We are also told that to be worthy—or attractive enough to be considered worthy—we need our hair, makeup and smiles to look a certain way. Have you noticed that many female reporters and newscasters on TV wear false eyelashes and have unnaturally white teeth? Before long, these trends become standards by which the rest of us feel we must live and judge ourselves accordingly.
Propaganda is designed to make money for the companies behind the advertising. It sends messages that, even when untrue, become embedded in our minds whether we want them there or not. How many eating disorders are born out of viewers consuming this content? Millions of people are living in a state of dissatisfaction with their bodies and their worthiness. It is heartbreaking.
Society dictates a rigid, concrete description of how things should be, an unattainable standard for most people. There is little room for unique interpretation or independent thought, which steals personal power from its audience, a little bit at a time, over and over again.
The Impressionists’ paintings invite viewers to immerse themselves in the ethereal scenes on the canvas, allowing each person’s feelings to take precedence above all else.
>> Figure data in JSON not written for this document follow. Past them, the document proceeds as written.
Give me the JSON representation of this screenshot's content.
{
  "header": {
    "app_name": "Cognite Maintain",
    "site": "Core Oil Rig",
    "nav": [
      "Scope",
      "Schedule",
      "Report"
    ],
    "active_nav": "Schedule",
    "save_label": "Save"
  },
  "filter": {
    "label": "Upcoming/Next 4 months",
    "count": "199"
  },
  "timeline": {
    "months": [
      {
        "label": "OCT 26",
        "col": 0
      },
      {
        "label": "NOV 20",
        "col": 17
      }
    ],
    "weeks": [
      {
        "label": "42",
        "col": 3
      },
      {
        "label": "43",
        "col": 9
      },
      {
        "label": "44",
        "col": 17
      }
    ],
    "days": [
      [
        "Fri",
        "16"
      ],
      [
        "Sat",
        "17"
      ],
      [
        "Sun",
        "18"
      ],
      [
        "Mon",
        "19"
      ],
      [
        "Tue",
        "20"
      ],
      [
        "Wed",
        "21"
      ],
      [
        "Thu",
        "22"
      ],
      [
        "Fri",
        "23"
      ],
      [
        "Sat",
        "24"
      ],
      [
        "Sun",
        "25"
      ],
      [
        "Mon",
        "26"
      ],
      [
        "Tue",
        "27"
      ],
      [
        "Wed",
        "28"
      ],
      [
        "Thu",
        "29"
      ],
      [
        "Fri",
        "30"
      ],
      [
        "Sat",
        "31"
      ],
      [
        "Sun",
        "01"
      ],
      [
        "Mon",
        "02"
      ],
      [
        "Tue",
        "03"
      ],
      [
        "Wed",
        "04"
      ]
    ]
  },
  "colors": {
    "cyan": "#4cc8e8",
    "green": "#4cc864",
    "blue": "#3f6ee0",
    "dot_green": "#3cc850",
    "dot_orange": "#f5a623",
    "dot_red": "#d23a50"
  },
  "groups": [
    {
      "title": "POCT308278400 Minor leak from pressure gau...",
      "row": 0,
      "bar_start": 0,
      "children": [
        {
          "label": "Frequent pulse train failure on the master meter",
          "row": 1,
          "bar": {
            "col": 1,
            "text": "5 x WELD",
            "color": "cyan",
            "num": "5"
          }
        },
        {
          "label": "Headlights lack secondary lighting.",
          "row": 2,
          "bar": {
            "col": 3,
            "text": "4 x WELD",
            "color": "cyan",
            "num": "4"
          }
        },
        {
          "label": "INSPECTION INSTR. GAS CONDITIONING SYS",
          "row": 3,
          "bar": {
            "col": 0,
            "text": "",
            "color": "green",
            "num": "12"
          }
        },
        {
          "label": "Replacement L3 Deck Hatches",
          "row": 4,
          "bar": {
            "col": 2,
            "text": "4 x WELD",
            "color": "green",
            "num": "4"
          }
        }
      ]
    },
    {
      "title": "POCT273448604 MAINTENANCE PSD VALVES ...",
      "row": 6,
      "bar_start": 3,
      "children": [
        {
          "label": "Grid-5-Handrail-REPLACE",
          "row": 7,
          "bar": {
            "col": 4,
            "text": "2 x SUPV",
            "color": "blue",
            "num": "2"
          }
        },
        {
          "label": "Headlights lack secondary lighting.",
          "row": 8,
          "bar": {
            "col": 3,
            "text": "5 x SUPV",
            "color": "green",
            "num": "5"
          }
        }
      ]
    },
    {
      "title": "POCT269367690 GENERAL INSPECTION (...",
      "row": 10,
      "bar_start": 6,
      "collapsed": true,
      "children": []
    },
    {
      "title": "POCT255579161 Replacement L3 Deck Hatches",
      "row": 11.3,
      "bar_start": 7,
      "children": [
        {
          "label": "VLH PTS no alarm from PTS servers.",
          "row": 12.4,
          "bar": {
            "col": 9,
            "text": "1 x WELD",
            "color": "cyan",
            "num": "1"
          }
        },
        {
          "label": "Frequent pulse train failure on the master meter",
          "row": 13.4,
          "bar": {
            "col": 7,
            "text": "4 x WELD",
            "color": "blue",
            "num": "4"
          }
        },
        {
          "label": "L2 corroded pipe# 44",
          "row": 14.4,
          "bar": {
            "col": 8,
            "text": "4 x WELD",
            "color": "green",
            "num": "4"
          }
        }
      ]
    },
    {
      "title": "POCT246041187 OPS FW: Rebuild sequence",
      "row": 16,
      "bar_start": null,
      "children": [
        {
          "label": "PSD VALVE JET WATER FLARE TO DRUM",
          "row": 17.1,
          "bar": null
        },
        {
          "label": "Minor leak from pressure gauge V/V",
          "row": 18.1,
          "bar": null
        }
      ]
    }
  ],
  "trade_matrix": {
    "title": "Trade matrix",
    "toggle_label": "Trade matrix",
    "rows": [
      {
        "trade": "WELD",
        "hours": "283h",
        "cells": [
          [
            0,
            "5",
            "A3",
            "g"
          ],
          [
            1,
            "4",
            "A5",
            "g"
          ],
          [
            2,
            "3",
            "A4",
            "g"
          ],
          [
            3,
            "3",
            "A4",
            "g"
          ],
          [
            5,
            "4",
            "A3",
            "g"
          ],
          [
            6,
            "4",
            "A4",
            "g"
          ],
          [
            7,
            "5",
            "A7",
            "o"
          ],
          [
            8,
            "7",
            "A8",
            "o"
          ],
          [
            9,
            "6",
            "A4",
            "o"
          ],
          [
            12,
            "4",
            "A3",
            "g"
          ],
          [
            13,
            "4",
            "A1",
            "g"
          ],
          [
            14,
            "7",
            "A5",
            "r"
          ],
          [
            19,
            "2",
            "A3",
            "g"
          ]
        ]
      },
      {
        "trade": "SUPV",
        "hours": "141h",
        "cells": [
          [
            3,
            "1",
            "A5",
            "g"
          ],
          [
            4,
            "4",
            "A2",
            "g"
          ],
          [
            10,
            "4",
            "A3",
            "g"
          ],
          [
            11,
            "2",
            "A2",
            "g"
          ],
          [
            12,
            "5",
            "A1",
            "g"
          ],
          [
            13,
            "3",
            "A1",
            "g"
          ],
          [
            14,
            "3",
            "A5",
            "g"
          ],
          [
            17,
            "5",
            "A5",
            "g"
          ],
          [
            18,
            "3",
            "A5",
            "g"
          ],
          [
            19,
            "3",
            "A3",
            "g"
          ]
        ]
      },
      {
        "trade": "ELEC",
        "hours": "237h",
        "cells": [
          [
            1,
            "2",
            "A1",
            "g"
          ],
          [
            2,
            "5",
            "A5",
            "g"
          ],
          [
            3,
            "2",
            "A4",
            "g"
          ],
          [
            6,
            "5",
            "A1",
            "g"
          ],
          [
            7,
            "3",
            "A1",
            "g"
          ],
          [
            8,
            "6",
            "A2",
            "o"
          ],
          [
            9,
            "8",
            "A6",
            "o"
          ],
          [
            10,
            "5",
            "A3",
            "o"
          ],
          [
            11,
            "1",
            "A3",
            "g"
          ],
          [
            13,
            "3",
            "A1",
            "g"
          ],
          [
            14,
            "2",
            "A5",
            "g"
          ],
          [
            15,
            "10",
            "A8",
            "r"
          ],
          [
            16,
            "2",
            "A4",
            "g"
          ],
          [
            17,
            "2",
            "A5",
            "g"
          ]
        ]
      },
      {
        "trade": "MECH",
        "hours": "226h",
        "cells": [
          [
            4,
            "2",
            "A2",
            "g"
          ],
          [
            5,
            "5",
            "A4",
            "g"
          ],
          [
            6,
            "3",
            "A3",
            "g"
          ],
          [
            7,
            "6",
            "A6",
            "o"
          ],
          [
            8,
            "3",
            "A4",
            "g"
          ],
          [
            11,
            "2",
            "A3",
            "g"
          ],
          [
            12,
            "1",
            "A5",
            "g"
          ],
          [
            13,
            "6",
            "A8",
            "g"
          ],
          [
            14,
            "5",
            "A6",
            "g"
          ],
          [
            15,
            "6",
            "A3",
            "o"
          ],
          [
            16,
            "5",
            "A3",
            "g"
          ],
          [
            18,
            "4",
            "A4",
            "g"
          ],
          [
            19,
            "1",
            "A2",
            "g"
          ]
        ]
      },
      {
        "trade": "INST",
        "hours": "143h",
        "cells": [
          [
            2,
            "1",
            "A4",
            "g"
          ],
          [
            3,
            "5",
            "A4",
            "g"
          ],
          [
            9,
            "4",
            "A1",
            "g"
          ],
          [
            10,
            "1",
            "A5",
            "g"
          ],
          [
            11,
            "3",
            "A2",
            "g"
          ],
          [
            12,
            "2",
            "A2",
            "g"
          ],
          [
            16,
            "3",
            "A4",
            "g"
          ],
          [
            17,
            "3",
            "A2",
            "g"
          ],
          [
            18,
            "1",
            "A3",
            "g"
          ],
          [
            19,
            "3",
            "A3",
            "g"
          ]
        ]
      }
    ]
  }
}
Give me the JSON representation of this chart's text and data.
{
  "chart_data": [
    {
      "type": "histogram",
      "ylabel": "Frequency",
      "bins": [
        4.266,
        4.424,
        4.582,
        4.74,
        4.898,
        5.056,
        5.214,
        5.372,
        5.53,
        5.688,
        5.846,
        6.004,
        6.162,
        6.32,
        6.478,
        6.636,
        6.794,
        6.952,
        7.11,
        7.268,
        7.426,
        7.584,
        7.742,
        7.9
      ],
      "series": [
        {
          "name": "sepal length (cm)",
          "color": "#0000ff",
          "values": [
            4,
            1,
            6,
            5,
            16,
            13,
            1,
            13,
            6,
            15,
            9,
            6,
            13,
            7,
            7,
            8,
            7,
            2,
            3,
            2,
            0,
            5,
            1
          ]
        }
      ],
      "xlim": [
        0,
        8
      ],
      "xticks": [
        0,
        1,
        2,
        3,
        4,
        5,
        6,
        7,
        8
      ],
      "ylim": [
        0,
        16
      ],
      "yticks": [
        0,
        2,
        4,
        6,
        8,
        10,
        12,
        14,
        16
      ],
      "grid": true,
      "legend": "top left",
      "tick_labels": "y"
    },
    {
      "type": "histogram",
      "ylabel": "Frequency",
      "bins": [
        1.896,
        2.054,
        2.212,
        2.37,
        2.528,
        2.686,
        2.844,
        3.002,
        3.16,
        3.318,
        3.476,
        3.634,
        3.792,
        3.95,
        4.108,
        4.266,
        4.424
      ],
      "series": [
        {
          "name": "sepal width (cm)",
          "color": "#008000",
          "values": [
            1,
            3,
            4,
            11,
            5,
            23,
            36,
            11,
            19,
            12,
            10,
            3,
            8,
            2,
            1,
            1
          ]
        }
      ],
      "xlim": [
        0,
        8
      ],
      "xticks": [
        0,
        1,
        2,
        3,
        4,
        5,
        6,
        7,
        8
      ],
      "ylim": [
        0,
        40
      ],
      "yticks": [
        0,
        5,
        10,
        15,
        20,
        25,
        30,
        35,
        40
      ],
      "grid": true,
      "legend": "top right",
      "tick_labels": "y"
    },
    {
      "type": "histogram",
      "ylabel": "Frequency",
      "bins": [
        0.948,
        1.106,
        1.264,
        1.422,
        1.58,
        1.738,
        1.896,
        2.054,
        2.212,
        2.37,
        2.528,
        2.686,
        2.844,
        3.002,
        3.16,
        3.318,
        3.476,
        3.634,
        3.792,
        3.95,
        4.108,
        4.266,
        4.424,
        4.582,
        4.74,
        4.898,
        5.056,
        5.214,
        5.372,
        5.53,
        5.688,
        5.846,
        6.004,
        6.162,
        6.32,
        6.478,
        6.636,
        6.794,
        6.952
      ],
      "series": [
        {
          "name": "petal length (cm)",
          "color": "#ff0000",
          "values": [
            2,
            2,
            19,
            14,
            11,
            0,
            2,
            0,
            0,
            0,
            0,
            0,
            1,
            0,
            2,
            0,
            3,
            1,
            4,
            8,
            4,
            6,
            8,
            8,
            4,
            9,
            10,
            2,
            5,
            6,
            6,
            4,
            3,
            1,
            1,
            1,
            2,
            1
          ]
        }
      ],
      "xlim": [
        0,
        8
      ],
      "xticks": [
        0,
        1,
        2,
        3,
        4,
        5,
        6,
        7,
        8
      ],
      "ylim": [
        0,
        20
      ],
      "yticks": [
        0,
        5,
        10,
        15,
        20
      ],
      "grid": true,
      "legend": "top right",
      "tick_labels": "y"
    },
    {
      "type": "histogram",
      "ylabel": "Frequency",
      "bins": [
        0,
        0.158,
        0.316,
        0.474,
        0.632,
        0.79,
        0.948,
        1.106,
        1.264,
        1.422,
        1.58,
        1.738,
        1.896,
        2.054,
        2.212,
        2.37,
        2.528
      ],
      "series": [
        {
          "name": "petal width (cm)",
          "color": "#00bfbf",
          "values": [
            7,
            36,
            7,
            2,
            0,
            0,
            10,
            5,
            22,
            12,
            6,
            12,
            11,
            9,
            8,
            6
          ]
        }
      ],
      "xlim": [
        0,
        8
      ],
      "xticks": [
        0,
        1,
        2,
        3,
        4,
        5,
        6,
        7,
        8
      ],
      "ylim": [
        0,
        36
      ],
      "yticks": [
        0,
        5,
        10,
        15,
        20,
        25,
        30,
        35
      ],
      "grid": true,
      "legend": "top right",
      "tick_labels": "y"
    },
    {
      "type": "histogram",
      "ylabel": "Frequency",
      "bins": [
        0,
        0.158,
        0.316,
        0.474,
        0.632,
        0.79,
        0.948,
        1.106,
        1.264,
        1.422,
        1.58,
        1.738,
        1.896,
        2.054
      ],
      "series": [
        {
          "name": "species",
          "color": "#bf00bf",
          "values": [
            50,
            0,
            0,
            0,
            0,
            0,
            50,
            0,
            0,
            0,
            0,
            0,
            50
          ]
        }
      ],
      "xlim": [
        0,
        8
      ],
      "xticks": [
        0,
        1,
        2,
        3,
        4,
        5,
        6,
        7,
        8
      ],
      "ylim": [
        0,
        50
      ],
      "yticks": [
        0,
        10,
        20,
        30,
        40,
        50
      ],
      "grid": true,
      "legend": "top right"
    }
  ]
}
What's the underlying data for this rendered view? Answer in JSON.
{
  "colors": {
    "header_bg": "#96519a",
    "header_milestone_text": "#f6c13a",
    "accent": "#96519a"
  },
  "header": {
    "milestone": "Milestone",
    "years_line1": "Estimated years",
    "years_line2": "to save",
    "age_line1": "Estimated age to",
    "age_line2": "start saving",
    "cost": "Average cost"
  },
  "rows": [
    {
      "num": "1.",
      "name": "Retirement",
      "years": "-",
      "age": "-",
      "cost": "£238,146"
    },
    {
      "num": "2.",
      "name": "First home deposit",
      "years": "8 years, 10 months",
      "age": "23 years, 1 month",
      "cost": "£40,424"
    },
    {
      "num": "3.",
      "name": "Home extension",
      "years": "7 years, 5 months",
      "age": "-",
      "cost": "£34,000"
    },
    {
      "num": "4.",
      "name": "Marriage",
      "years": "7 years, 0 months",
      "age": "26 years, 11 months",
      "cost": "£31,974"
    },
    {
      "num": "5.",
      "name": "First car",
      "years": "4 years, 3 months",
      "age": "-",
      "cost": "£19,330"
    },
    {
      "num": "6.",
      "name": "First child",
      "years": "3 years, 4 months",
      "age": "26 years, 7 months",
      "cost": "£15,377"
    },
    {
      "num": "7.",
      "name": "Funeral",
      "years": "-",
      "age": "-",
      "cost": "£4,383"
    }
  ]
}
The viewer is encouraged to look at the paintings with an open mind, bringing their own life experience to the moment. Why can’t we do that with ourselves?
I’ve been impressionable in the past, but now I’m taking a new approach. I’m choosing to change how I interpret being that “impressionable” and take back my power to be however I am rather than how society and diet culture tell me I should be. Similar to gazing at an Impressionist painting, I will allow myself to interpret the messages society telegraphs in a way that is true to myself rather than mindlessly buying into them.
Personal actions, such as paying attention to my language and behaviour around others, also matter. People notice these actions and words and absorb them without even trying. I never know what effect I might have on others, so I need to be mindful of the messages I’m sending. We can each make a difference in our own small ways by simply paying attention.
In other words, we can all become Impressionists, one word and action at a time and transform our world into a place of light, acceptance and beauty.